If for whatever reason you can't talk to that person, action may be the best course of action. Think of what it is that you are feeling guilty about. Let's say that you forgot to do pack a lunch for your child and they had to go without lunch (I've actually done this before, more than once). They came home starving and ate everything they could get their hands on and then they were fine, but you weren't. You were thinking things like: "What kind of mother forgets to give her child food?" and you were filled with guilt and regret. To heal this with action, you could do something that will offset the energy, neutralize it if you will. You could make an extra special lunch for them the next day with a couple of their favorite snacks and include a little note that said something like: "I feel really awful for forgetting to pack your lunch yesterday, so I packed you some of your favorite foods. I hope you like it! I love you". That "neutralizes" the energy. You could argue that you are acting out of guilt, but if it neutralizes the guilt and it increases your well being and the other's well being, I'm all for it. 
There is more to complete this however, guilt is a teacher to ensure that the action is not repeated. That is why we have emotions, to guide and teach us. Guilt and regret are teachers that tell us that we love this person and want them to feel good, so don't repeat this action that made them feel bad. They're painful to help us remember, if they weren't painful, they wouldn't be useful guides for us. Using the above example of forgetting the lunch, ask yourself two questions. The first is: what can I learn from this? The second is: what can I do to always remember to pack her lunch? For the second one the question really is: what can I do to make sure that I don't repeat this action? Try and state it in the positive instead by thinking how you consistently do more of the opposite of whatever the guilt inducing action was. Try and keep it very simple, very easy (effortless if possible) and something that works well with the way your life already works (your routines etc).With the lunch maybe you learned that you're routine isn't working or that you aren't present in the evenings while you're making the lunch and you need to slow down. Maybe you figured out that while you clean up in the evenings it's easy for you to put her lunch together and in the mornings you always make yourself coffee so if you could put her lunch right next to the creamer you won't forget. Whatever you need to do to learn the lesson is honoring the guilt and forgiving yourself. 

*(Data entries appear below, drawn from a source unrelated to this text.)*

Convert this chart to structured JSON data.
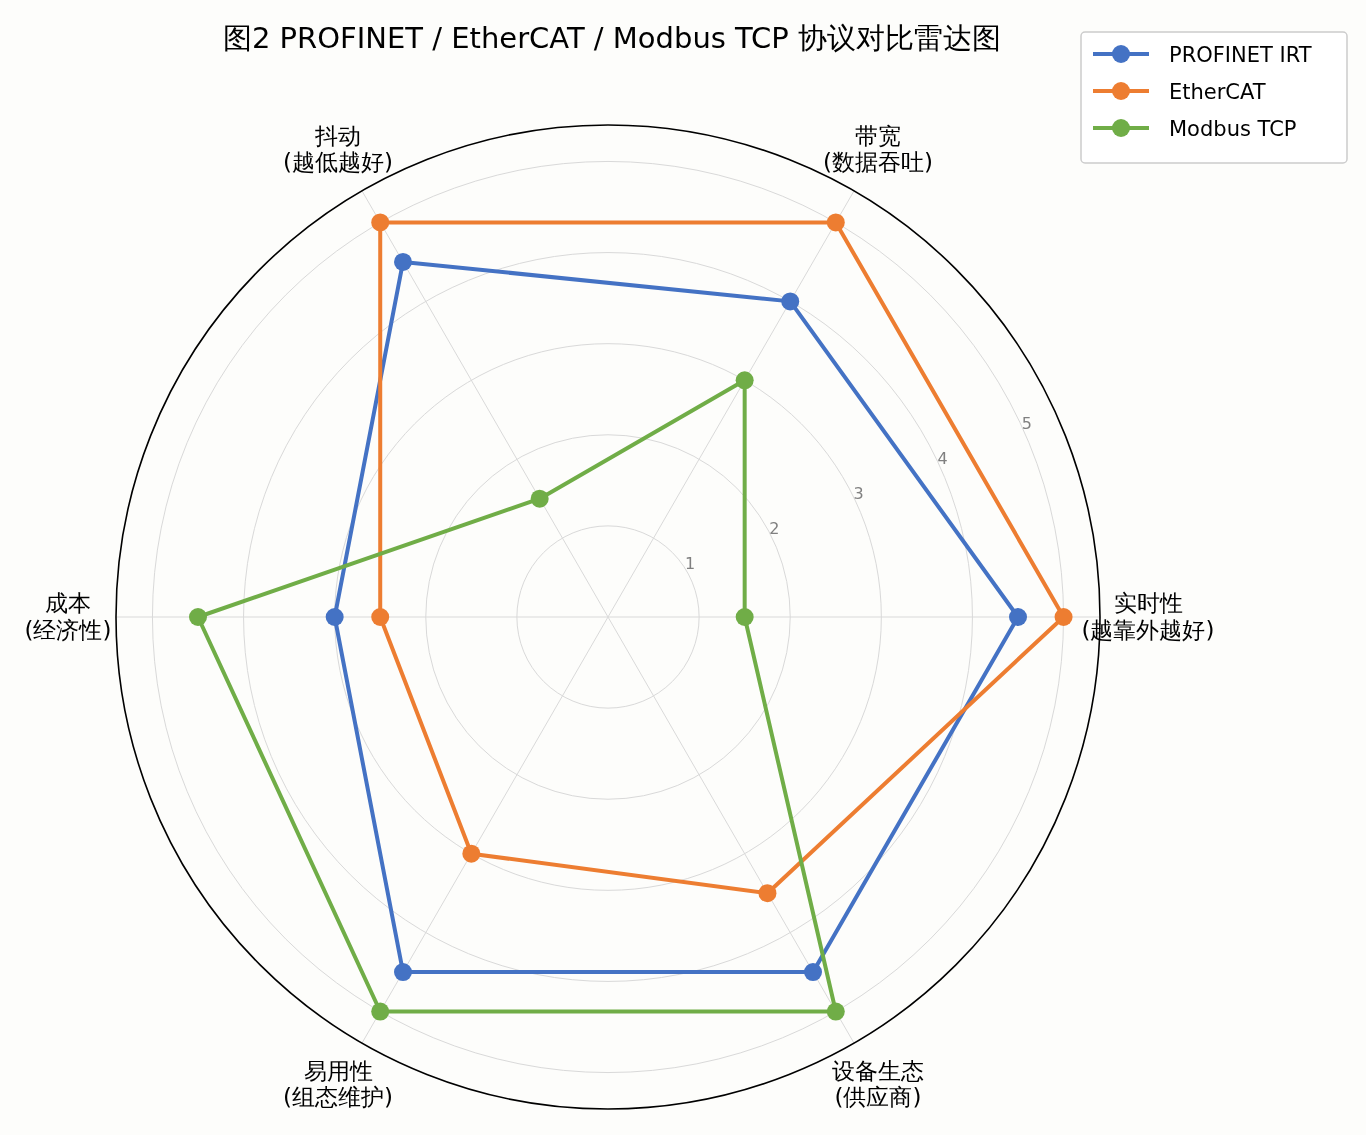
{
  "chart_data": {
    "type": "radar",
    "title": "图2  PROFINET / EtherCAT / Modbus TCP 协议对比雷达图",
    "categories": [
      "带宽\n(数据吞吐)",
      "实时性\n(越靠外越好)",
      "设备生态\n(供应商)",
      "易用性\n(组态维护)",
      "成本\n(经济性)",
      "抖动\n(越低越好)"
    ],
    "series": [
      {
        "name": "PROFINET IRT",
        "color": "#4472c4",
        "values": [
          4.0,
          4.5,
          4.5,
          4.5,
          3.0,
          4.5
        ]
      },
      {
        "name": "EtherCAT",
        "color": "#ed7d31",
        "values": [
          5.0,
          5.0,
          3.5,
          3.0,
          2.5,
          5.0
        ]
      },
      {
        "name": "Modbus TCP",
        "color": "#70ad47",
        "values": [
          3.0,
          1.5,
          5.0,
          5.0,
          4.5,
          1.5
        ]
      }
    ],
    "ylim": [
      0,
      5.4
    ],
    "yticks": [
      1,
      2,
      3,
      4,
      5
    ],
    "grid": true,
    "legend": "top right",
    "marker": "circle"
  }
}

Observe your life. Is there anything you feel guilty about? Is there anything you feel regret about? It's my firm belief that you wouldn't have the feelings of guilt and regret if there wasn't something to be learned and something to be healed. When you answer the above questions, now it's time to complete those things so that you can move on with your life. Try the candle ritual, but also ask yourself if there is a conversation that needs to be had. Is there a person that you need to connect with and share your feelings with? What is the lesson that the guilt and/or regret is trying to teach you, something that it is trying to guide you to do? What actions can you take to integrate the lesson into your life? What can you do to make sure that the guilt/regret inducing action doesn't get repeated?